Le chef-d’œuvre de Maurice Denis (ill.) qui vient d’entrer à Orsay est une acquisition importante pour le patrimoine français. Les responsables de la préfiguration du musée, avaient tenté de l’acheter en 1982 à la galerie parisienne à qui il appartenait, mais sans succès faute de moyens. Le tableau était alors sorti de France, vendu au British Rail Pension Fund qui le déposa à la Tate Gallery, avant de le céder en 1984 à une collection particulière bien connue notamment pour ses symbolistes et ses post-impressionnistes. Elle était conservée à Londres depuis cette date.

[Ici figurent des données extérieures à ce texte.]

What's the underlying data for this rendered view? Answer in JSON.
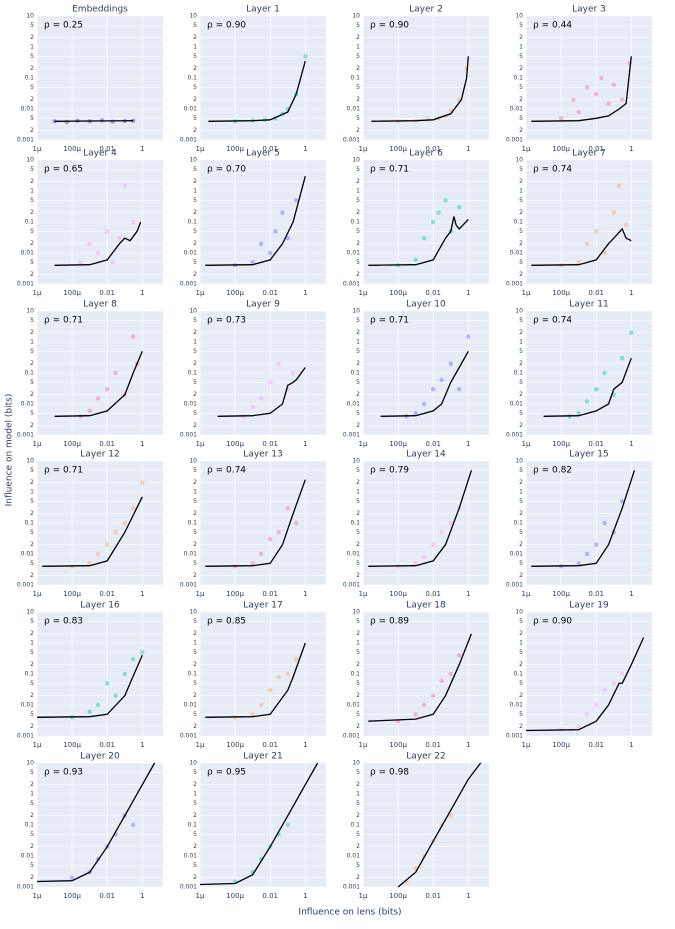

C’est directement auprès du collectionneur qu’Orsay a pu acquérir ce triple portrait d’Yvonne Lerolle, fille du peintre Henri Lerolle, qui épousa plus tard Eugène Rouart, frère d’Ernest Rouart le mari de Julie Manet. Maurice Denis était proche des Lerolle qui faisaient ainsi partie de tout un cercle artistique, composé de peintres, d’écrivains et de musiciens (une sœur de la mère d’Yvonne avait épousé Ernest Chausson).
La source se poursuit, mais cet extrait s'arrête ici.